- Dragasia Location within Greece
- Coordinates: 40°19′37″N 21°08′28″E﻿ / ﻿40.327°N 21.141°E
- Country: Greece
- Administrative region: Western Macedonia
- Regional unit: Kozani
- Municipality: Voio
- Municipal unit: Tsotyli

Population (2021)
- • Community: 40
- Time zone: UTC+2 (EET)
- • Summer (DST): UTC+3 (EEST)

= Dragasia =

Dragasia (Δραγασιά, before 1927: Δίσλαπον – Dislapon), is a small town located in the municipal unit of Tsotyli, western Kozani regional unit, itself in the Greek region of Macedonia.

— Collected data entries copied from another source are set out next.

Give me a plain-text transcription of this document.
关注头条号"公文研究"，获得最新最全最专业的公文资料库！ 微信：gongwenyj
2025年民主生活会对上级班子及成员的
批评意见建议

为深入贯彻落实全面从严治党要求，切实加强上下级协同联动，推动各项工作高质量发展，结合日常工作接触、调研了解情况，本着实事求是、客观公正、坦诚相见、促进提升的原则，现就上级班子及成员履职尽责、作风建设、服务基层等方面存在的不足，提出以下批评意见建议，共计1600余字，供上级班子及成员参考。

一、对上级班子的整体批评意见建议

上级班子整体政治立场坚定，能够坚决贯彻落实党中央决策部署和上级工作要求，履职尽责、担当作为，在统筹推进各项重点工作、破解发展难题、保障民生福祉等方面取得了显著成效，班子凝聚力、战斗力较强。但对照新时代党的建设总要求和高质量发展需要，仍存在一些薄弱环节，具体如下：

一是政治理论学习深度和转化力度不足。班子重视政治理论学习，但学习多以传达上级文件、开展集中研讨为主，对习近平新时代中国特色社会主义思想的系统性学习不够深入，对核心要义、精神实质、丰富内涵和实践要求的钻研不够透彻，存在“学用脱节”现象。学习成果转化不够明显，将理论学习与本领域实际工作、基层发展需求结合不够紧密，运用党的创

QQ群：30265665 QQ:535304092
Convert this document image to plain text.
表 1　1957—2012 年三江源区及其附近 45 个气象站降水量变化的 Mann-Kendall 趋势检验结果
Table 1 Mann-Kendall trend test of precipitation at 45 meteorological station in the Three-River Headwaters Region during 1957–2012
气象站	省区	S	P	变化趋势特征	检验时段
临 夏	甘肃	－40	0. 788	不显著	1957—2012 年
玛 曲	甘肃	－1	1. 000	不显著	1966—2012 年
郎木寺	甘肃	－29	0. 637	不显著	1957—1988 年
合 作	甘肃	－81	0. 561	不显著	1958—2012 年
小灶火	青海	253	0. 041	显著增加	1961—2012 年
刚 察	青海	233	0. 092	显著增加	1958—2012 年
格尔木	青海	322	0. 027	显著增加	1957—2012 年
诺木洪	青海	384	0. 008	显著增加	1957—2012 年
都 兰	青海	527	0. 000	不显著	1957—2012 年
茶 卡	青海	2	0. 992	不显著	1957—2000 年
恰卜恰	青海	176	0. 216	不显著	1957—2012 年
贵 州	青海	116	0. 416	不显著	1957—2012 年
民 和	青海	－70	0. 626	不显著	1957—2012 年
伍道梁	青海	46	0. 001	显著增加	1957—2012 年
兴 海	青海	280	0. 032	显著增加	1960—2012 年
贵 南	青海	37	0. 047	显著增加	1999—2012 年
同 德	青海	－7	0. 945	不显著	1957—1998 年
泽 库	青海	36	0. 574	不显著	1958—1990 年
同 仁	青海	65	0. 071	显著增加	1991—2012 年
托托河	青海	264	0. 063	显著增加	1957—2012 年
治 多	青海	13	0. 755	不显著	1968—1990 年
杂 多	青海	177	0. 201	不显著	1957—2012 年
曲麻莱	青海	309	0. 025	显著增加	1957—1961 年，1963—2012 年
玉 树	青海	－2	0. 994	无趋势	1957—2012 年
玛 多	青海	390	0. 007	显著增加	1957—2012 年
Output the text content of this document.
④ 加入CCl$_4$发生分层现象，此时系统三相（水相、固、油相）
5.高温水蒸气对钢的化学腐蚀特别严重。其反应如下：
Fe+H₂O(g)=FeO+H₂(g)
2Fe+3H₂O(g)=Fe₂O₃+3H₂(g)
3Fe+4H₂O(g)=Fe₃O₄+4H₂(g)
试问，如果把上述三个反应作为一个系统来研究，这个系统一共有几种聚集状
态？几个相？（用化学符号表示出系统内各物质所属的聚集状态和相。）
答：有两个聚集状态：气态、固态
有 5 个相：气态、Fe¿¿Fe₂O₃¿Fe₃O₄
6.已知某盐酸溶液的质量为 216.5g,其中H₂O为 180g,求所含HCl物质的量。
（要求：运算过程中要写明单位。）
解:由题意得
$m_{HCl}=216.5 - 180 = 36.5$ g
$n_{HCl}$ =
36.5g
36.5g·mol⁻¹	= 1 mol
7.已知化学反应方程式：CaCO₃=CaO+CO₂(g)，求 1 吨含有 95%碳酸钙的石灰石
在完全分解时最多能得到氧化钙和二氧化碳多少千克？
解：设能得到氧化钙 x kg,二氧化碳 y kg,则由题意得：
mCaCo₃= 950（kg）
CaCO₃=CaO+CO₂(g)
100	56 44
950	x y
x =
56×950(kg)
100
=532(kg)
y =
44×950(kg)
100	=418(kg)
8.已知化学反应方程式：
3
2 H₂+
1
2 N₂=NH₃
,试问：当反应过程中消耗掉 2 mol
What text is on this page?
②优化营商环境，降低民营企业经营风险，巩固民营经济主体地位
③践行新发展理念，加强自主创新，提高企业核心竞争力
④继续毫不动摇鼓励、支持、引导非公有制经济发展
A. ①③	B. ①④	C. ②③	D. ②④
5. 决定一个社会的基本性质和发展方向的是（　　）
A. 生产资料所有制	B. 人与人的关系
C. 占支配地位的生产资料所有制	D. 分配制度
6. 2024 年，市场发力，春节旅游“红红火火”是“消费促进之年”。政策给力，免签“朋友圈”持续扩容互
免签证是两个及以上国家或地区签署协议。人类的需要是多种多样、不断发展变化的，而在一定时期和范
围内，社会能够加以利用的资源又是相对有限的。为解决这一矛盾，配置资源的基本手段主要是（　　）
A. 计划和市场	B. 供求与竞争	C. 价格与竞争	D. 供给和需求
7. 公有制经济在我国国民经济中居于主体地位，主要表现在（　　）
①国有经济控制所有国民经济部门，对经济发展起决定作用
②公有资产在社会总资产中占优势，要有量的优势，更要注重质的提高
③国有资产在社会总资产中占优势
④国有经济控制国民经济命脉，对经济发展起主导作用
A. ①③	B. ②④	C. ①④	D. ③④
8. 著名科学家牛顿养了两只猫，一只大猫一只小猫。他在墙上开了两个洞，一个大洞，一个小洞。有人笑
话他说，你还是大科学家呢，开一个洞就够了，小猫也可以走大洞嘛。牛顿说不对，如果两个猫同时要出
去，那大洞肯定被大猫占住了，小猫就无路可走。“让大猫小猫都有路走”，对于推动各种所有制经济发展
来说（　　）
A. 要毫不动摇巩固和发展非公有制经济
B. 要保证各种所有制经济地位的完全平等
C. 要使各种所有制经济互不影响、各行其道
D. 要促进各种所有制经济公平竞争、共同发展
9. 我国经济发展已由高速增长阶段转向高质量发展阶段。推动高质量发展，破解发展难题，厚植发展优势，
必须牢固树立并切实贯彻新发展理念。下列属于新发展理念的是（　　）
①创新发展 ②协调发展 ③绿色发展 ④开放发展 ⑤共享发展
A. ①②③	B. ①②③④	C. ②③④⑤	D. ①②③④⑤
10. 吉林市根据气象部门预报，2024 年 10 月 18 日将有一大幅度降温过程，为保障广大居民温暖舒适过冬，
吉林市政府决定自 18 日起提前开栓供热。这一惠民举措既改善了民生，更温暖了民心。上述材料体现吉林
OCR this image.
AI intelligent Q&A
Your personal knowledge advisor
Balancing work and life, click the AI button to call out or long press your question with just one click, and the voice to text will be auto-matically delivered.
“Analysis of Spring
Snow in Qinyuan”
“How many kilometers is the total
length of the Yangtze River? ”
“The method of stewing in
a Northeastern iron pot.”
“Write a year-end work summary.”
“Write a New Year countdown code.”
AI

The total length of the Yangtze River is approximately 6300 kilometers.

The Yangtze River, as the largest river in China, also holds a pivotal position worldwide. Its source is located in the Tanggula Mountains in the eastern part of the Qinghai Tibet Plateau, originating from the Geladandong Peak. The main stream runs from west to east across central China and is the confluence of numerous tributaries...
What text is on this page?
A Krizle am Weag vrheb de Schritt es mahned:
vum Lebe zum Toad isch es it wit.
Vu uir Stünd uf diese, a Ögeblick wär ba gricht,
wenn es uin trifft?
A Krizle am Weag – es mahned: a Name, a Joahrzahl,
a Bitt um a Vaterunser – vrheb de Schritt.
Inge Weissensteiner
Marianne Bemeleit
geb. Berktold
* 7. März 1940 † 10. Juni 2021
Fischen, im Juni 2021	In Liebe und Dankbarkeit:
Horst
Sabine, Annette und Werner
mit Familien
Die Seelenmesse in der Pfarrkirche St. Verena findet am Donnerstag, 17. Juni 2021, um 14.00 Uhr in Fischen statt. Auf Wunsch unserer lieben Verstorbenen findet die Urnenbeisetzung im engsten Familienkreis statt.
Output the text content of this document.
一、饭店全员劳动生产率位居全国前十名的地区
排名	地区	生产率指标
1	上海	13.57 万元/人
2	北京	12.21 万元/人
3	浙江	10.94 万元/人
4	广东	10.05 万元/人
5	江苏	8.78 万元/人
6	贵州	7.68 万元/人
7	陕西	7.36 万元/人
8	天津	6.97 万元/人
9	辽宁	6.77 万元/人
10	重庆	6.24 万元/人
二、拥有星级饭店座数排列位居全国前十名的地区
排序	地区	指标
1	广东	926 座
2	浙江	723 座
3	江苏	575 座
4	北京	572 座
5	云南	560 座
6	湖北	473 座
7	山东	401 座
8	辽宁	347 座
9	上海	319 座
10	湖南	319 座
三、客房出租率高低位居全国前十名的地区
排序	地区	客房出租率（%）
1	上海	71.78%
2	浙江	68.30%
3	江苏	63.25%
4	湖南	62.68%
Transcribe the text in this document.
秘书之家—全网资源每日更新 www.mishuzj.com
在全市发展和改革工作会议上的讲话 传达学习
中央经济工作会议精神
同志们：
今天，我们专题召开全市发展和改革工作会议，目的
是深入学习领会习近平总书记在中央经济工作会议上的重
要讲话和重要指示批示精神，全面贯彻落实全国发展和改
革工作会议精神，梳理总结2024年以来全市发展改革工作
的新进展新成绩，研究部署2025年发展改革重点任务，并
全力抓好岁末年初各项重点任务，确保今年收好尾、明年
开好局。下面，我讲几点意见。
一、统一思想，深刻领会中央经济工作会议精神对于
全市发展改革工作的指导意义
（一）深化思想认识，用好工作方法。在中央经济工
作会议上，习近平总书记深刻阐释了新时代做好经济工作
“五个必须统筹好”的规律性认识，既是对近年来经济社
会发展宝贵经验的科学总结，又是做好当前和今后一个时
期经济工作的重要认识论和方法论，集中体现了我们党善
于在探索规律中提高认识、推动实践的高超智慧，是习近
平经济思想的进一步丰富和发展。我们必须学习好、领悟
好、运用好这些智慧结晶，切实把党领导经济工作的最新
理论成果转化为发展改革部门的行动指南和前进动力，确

In the Late Ottoman period, it was inhabited by Vallahades; in the 1900 statistics of Vasil Kanchov, where the town appears under its Bulgarian name "Lislap'", it was inhabited by some 100 people all marked as "Greek Muslims".

Dislapon was a mixed village and a part of its population were Greek speaking Muslim Vallahades. The 1920 Greek census recorded 414 people in the village, and 70 inhabitants (15 families) were Muslim in 1923. Following the Greek–Turkish population exchange, Greek refugee families in Dislapon were from East Thrace (1) and Pontus (20) in 1926. The 1928 Greek census recorded 315 village inhabitants. In 1928, the refugee families numbered 21 (88 people). The village mosque was destroyed.